To say I am cynical and dismissing the CNNS data is personal derogatory and misleads the scientific community. In fact Sachdev et al. have consistently denied and have conveniently ignored making any reference to the original sample size planned (Table: 2.6) in the methodology and the actual sample covered for national and state levels (Table: 7.4) by the CNN study [6]. Why ignore and why make such a simple observation so complex? Are they being scientifically honest?

Statistical analysis to justify the poor coverage (6,694) of the CNNS national sample size is directed at manipulating and adjusting the numbers to achieve the desired precision to indicate the national representativeness of the study. Sachdev et al. have not undertaken a similar exercise for all 30 states; however, they tried to convince the scientific community and MoHFW with their misleading and biased calculations by manipulating the original numbers. Why do these authors avoid revealing the actual state-wise sample size in their reply to my Letter to the Editor [8] and their Letter to the Editor? [3].

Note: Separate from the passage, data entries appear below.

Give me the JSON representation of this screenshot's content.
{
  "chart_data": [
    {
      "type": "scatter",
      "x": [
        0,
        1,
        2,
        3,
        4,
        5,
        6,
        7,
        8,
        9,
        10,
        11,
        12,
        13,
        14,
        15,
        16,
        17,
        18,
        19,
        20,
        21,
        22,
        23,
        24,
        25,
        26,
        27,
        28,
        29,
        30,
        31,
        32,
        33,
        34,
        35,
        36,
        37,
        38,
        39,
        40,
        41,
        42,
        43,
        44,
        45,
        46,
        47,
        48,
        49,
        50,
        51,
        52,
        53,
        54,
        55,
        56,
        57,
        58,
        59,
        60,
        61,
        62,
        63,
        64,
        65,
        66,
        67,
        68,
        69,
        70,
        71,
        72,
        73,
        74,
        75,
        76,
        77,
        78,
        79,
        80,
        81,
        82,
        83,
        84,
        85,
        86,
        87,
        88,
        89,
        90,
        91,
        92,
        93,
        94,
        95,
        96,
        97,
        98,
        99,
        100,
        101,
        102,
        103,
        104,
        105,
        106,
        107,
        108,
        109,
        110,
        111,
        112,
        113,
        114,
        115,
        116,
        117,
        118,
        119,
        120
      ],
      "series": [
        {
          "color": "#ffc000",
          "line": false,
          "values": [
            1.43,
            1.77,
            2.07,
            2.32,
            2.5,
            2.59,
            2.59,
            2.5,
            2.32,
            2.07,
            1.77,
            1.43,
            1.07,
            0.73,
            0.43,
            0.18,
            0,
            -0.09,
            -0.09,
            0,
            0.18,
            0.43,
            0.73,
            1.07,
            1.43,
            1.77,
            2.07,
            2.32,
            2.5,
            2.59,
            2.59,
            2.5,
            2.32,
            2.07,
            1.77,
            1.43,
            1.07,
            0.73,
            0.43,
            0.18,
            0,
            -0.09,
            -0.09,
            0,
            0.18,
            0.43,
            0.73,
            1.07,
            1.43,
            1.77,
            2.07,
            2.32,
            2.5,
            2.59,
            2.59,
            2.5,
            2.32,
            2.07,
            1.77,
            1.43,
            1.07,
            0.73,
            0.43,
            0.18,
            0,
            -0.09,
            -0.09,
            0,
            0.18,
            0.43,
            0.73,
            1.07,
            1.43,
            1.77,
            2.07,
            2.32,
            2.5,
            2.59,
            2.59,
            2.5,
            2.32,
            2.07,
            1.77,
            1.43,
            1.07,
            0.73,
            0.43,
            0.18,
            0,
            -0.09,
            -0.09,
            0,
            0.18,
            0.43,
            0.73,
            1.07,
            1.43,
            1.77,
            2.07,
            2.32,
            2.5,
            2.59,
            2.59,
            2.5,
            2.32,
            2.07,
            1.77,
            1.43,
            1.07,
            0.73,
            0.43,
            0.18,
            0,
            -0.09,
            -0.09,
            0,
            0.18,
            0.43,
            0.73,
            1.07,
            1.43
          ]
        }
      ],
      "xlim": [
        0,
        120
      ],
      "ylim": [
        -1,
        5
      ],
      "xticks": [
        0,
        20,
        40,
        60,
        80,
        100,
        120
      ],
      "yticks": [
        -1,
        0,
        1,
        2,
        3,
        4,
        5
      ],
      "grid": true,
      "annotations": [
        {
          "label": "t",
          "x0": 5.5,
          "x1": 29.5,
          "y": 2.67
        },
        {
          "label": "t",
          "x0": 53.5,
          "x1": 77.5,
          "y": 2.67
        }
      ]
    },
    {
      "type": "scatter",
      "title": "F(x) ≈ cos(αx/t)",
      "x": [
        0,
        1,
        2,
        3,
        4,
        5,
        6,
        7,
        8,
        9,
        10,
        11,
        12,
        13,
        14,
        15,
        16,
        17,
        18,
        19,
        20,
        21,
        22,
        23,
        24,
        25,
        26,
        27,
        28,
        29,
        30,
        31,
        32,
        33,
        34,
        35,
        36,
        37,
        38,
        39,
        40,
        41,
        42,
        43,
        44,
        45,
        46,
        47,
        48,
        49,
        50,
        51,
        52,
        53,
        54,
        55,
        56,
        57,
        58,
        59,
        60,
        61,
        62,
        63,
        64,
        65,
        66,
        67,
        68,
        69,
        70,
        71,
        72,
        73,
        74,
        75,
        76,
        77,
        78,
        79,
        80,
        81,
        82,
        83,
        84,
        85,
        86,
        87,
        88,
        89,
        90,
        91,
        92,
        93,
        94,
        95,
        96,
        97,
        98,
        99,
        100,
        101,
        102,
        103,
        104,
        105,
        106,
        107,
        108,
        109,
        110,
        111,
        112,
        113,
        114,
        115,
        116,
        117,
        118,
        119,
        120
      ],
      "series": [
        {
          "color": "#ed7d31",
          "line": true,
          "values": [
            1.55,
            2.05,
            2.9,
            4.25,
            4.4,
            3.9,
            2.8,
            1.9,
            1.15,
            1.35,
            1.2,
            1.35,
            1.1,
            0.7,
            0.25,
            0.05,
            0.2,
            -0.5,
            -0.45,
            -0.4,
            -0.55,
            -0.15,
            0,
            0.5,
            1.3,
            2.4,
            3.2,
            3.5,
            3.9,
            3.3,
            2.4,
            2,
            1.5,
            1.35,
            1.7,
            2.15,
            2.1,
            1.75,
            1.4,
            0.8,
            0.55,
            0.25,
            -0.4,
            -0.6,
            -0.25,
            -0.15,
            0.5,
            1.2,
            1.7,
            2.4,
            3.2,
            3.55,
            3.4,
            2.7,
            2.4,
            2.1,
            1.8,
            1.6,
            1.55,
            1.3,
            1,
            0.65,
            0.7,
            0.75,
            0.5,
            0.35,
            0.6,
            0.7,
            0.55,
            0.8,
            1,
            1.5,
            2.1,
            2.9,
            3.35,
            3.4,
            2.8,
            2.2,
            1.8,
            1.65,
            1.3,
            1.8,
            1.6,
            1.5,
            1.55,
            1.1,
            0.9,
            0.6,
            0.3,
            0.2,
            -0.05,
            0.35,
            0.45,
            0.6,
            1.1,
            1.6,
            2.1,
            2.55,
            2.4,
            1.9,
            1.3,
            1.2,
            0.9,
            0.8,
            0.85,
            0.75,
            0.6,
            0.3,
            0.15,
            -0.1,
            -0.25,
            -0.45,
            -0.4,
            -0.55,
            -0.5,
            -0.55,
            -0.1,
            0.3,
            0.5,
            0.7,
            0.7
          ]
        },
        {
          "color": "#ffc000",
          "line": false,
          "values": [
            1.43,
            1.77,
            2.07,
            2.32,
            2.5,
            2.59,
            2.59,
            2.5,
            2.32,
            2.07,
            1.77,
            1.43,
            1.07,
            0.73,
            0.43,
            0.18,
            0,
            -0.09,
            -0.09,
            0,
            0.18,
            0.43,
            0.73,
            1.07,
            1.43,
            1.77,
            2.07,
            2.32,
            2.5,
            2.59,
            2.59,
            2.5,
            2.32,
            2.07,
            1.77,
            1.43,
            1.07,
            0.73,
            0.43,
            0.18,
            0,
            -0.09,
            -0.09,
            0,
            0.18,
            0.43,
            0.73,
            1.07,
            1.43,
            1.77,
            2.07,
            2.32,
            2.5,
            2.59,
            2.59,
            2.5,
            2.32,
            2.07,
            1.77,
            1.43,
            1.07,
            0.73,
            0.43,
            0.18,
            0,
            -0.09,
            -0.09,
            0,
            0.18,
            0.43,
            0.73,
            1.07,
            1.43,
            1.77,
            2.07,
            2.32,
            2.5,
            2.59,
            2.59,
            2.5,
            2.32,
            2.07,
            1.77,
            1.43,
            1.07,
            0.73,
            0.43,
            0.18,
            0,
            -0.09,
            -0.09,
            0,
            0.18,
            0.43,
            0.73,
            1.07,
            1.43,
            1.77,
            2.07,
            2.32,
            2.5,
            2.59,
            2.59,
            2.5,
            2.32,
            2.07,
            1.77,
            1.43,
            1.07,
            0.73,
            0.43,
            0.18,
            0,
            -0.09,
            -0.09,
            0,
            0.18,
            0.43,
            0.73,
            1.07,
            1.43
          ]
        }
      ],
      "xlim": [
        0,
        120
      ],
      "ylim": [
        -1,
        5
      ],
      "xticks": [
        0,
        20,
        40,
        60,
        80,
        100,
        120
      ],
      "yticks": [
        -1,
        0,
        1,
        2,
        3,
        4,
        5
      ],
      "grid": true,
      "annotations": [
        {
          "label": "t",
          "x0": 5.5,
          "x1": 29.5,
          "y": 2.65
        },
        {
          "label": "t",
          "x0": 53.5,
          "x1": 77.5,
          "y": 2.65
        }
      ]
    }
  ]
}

Additionally, the CNNS did not cover all 28 states and seven union territories, and it reported that VAD data are unavailable for the states of Nagaland and Rajasthan (Fig7.2a and Table7.4). Likewise, the alarmingly low coverage of children for the States of Madhya Pradesh (37 against 600), Maharashtra (134 against 1000) and Haryana (127 against 600) have been totally ignored by the authors. Despite this fact, the SGVAP and Sachdev et al., in their communication, manipulated the information available with totally unscientific arguments such as “neighbouring states” and recommended the discontinuation of VAS in Nagaland and Rajasthan and a few Union Territories where CNNS was not carried out.

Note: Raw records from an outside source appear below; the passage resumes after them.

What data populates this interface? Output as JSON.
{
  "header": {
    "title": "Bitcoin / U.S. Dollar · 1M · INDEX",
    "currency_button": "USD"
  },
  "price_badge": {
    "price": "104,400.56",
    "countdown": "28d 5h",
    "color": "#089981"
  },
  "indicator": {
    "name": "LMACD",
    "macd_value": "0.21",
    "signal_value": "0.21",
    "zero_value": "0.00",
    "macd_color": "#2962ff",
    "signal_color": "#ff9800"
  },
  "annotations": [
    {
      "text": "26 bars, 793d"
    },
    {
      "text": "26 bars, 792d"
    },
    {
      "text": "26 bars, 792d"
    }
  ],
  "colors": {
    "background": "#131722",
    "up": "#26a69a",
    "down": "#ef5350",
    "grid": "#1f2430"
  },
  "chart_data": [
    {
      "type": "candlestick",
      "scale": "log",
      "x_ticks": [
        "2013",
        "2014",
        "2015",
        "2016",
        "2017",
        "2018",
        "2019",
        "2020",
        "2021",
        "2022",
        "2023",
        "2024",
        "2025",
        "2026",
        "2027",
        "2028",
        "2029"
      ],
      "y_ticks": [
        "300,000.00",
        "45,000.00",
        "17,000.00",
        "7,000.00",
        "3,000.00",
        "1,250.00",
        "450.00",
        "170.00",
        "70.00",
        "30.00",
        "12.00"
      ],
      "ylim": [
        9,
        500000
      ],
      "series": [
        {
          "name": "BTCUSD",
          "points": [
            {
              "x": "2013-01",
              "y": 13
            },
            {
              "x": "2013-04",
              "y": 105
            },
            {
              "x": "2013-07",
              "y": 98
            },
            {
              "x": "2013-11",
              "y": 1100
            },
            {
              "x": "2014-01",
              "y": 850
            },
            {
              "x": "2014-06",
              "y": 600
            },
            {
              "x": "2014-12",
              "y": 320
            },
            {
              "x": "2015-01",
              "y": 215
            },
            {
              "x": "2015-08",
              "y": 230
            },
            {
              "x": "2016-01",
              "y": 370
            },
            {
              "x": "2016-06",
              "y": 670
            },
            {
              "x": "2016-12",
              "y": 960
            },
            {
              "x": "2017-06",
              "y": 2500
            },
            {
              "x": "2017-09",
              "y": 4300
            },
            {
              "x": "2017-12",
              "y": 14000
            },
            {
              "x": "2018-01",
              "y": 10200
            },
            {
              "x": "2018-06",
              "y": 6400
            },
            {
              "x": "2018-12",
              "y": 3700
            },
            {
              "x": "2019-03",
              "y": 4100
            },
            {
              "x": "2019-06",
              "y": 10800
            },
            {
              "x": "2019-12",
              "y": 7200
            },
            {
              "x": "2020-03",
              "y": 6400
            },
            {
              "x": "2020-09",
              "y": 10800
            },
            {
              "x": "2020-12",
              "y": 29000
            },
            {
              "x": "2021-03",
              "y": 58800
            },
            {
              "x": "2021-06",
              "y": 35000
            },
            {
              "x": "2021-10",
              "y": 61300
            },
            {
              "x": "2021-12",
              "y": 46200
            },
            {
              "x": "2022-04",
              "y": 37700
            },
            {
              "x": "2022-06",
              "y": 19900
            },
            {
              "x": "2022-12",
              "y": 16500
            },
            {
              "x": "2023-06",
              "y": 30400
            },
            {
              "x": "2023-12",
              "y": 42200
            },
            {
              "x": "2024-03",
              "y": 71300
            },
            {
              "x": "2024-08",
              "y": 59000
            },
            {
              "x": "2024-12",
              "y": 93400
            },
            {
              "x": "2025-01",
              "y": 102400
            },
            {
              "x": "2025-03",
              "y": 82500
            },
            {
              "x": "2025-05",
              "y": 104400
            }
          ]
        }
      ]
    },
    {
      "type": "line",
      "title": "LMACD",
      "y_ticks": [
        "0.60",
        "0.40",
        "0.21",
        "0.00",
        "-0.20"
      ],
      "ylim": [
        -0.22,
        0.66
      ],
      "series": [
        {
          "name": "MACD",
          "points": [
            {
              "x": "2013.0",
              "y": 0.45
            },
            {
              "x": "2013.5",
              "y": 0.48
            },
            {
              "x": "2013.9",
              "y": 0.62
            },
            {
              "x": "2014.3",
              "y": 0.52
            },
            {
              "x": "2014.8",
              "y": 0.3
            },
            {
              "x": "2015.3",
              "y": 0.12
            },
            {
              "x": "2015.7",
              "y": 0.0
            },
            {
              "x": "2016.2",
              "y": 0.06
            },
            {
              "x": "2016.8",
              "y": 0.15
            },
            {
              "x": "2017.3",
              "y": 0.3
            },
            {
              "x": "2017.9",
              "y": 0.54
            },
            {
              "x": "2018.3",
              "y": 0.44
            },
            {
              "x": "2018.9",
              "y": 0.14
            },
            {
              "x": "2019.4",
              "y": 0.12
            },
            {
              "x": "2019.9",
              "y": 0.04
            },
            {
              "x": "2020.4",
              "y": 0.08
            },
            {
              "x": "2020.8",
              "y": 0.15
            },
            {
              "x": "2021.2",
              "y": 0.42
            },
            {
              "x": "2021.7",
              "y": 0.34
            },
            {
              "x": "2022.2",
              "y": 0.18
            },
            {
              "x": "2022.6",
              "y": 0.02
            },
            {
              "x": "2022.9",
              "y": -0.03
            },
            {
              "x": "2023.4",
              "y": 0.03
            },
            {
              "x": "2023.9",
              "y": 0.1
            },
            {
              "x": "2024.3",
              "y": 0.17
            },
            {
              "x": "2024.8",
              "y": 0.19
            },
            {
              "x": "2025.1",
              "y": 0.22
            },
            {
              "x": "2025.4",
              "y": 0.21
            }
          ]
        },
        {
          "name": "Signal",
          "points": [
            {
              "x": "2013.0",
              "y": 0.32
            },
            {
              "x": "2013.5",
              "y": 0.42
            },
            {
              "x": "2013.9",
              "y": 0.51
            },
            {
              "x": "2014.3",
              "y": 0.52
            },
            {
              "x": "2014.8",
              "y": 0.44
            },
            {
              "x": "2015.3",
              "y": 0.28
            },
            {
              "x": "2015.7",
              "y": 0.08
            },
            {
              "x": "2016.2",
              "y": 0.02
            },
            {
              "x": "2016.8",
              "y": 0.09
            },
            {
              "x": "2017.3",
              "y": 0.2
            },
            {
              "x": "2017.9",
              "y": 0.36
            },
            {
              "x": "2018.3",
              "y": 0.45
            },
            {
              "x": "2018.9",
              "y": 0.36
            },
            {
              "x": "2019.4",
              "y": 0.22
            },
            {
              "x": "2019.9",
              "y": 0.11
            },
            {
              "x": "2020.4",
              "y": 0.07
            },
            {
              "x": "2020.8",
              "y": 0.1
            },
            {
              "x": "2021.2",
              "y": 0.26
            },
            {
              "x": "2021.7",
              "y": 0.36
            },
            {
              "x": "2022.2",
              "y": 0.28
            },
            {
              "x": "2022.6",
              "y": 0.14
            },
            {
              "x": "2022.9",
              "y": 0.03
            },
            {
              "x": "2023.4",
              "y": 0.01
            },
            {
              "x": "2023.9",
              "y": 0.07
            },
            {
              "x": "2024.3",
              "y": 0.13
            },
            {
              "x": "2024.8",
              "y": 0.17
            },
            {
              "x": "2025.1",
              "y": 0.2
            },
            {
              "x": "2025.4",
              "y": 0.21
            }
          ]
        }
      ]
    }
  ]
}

Additionally, Sachdev et al. seem confused about the appropriate usage of the nutrient requirements, Estimated Average Requirements (EAR) and Recommended Dietary Allowances (RDA). EAR refers to the amount of a nutrient estimated to meet the requirement for a specific criterion of the adequacy of half of the “healthy individuals” of a specific age, sex, and life stage. The EAR is not helpful as an estimate of nutrient adequacy in individuals because it is a mean requirement for a group, and the variation around this number is considerable. At the EAR, 50% of the individuals in a group are below their requirement, and 50% are above it. Thus, a person whose usual intake is at the EAR has a 50% risk of an inadequate intake during the reporting period [9]. It is also reiterated here that none of the EARs calculated for nutrients is based on studies conducted among the healthy Indian population. Unfortunately, all the EARs calculated for various nutrients were based on Western data [10].

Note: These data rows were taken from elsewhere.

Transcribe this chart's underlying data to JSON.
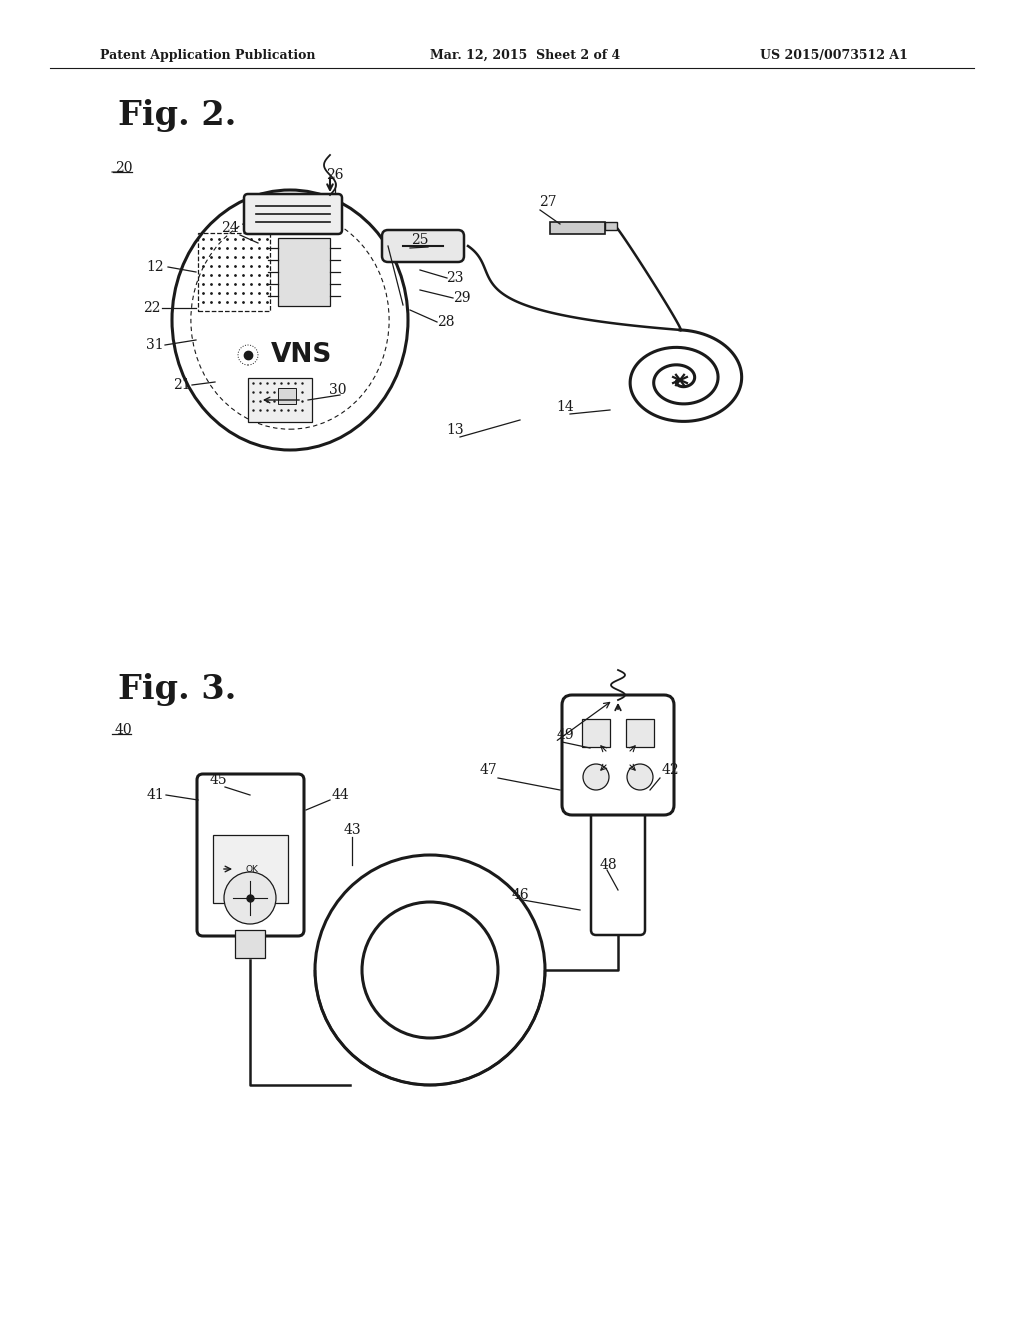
{
  "background_color": "#ffffff",
  "header_left": "Patent Application Publication",
  "header_mid": "Mar. 12, 2015  Sheet 2 of 4",
  "header_right": "US 2015/0073512 A1",
  "fig2_label": "Fig. 2.",
  "fig3_label": "Fig. 3.",
  "line_color": "#1a1a1a"
}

The scientific evidence from developing countries emphasised the beneficial effect of VAS on child survival.The recent meta-analysis by Baye et al. reported that 100,000–230,000 child deaths would have been averted in sub-Saharan African (SSA) countries if the coverage of children with vitamin A supplementation (VAS) was 90% [11].

This letter by Sachdev et al. [3] is an excellent example of misdirecting the readers and policymakers with speculations, data manipulation, and statistical jugglery aimed at opposing the universal VAS programme in India. Article 47 of the Indian constitution emphasises the state’s responsibility to raise its population’s nutritional standards and standard of living. Such irresponsible views from some of these authors with national reputations appear to be against public health and the interest of the poor, marginalised, and vulnerable children under five years.

The latest National Family Health Survey (NFHS-5) results revealed no desired improvement in the nutrition indicators among children under five over five years from NFHS-4. At the same time, some states have even performed poorly in this regard [12]. Therefore, considering this fact, coupled with the adverse effects of the COVID-19 pandemic on the nutritional status of children under five with disrupted supplementary feeding programmes and the absence of recent data on the Global Alliance for Vitamin A (GAVA) recommendations related to vitamin A status [13], it is detrimental to revise the existing VAS policy in India.